Further, he carried our sins to the Cross like one would carry out a sack of garbage. He was our burden-bearer: 
1Pe. 2:24 He himself bore our sins in his body on the tree, so that we might die to sins and live for righteousness; by his wounds you have been healed.
So if we rightly regard Jesus as a sacrifice, the One who carried away our sins to the cross (Col. 2:14), we no longer need to think the Father punished Him, because He was not imputed with our sin.

We also need to revisit the verse we quoted previously:
Ac. 2:36 “Therefore let all Israel be assured of this: God has made this Jesus, whom you crucified, both Lord and Christ.”
We certainly cannot say that Jesus was imputed with being Lord and Christ. Therefore, He was also not imputed with our sin.

Another Idea

If Jesus was not imputed with our sin, and if He did not substitute for us, then what is the meaning of 2Co. 5:21? He was indeed positionally appointed to be sin, but the verse does not say He was made to be our sin. Many Christians tend to read themselves into Scripture, assuming everything is about them. So Jesus being made sin is assumed to be our sin. 

This might be a mistake.

We think it possible that Paul was actually discussing His incarnation, not His sacrifice. That is, Jesus' position as a man. Here's what we mean:
Ro. 8:3-4 For what the law was powerless to do in that it was weakened by the sinful nature, God did by sending his own Son in the likeness of sinful man to be a sin offering. And so he condemned sin in sinful man, 4 in order that the righteous requirements of the law might be fully met in us, who do not live according to the sinful nature but according to the Spirit.
All the same concepts are here that are also in 2Co. 5:21, expanded with some additional information. One thing leaps out at us: "In the likeness of sinful man to be a sin offering." This is very interesting phrasing. This is where our speculation about Him being made sin led us.

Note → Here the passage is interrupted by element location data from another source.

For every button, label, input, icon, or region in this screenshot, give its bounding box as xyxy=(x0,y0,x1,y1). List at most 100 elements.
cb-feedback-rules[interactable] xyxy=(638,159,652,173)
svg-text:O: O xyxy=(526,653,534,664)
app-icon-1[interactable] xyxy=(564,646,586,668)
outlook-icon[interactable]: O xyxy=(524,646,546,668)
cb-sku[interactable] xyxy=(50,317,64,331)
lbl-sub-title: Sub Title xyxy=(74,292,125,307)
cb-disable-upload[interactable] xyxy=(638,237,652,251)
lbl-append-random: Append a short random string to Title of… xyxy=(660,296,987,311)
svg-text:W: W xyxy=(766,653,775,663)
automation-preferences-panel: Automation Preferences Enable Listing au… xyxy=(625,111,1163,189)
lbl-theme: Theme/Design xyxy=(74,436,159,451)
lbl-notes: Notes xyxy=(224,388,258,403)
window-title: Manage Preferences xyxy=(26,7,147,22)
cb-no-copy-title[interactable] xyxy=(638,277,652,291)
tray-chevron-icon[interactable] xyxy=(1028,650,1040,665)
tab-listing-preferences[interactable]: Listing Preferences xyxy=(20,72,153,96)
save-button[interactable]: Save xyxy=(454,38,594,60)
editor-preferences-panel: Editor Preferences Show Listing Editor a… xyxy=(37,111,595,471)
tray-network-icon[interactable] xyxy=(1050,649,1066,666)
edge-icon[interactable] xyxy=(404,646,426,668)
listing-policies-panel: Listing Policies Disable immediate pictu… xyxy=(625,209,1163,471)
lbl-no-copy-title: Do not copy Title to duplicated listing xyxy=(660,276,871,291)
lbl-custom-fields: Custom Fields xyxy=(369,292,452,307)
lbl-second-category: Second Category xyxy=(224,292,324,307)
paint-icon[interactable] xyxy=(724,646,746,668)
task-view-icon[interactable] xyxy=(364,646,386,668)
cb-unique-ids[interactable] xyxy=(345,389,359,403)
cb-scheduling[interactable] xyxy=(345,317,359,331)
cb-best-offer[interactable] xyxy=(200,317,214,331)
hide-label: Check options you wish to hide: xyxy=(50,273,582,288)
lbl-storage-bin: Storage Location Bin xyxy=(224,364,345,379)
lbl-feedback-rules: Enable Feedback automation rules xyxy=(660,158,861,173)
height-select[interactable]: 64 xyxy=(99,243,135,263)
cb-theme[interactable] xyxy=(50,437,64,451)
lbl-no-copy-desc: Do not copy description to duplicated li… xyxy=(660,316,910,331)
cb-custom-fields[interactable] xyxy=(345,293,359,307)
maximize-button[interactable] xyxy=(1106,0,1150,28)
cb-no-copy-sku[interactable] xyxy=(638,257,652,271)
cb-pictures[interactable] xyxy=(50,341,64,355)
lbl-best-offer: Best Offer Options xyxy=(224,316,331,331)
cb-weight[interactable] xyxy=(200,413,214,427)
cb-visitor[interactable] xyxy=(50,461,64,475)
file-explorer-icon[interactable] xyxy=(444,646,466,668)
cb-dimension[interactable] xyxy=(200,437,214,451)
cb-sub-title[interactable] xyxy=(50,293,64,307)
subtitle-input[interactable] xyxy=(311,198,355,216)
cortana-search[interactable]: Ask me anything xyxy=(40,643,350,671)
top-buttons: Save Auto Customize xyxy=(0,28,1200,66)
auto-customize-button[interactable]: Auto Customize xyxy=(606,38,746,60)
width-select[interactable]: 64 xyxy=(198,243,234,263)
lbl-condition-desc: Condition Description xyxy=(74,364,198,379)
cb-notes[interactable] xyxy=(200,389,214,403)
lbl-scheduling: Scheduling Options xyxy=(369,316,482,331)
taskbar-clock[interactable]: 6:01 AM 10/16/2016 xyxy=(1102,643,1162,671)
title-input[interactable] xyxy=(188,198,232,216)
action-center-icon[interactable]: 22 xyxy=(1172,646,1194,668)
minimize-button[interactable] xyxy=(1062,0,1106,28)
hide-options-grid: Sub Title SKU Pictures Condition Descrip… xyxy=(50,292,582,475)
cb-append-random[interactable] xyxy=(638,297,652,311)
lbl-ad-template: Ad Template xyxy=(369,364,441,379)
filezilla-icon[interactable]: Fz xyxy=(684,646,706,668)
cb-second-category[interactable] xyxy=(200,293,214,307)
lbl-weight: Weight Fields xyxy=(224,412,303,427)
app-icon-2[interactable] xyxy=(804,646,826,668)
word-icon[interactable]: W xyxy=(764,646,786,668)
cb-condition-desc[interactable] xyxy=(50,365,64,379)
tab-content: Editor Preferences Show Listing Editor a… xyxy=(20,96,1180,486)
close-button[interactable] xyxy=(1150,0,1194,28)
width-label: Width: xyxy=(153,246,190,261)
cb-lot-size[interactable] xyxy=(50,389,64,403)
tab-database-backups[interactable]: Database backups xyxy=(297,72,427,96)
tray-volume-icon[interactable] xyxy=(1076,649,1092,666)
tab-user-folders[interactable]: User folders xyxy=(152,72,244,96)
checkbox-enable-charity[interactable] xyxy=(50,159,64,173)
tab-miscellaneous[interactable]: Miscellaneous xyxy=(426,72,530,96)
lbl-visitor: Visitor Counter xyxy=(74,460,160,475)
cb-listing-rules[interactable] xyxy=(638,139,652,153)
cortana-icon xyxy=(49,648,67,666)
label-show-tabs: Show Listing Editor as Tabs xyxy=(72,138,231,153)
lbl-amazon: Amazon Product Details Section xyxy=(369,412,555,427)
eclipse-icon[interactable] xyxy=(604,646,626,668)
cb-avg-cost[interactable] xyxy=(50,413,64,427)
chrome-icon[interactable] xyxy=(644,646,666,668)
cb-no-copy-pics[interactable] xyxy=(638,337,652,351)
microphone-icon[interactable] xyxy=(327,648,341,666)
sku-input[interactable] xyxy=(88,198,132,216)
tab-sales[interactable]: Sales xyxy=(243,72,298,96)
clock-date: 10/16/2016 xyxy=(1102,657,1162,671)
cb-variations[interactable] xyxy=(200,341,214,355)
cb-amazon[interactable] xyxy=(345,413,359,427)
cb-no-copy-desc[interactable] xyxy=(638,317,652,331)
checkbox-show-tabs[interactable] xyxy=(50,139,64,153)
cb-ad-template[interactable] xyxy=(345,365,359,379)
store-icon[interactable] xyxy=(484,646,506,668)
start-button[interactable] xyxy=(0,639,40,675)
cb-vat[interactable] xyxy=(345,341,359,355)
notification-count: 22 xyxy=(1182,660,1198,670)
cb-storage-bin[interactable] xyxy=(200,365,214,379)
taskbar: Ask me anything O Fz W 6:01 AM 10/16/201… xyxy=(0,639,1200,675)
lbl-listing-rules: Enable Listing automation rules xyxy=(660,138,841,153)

In this scenario it isn't about our sin at all, but rather His position. He was appointed to being incarnated in the likeness of sinful man to offer himself as a ransom for many. Therefore, we think "He was made sin" means "he was made in the form of sinful flesh."

Let's retranslate:
2Co. 5:21 God appointed him who was unacquainted with sin to the position of a sinful man, for our benefit...
Admittedly this is speculation, but we think it solves a lot of doctrinal problems if it's true.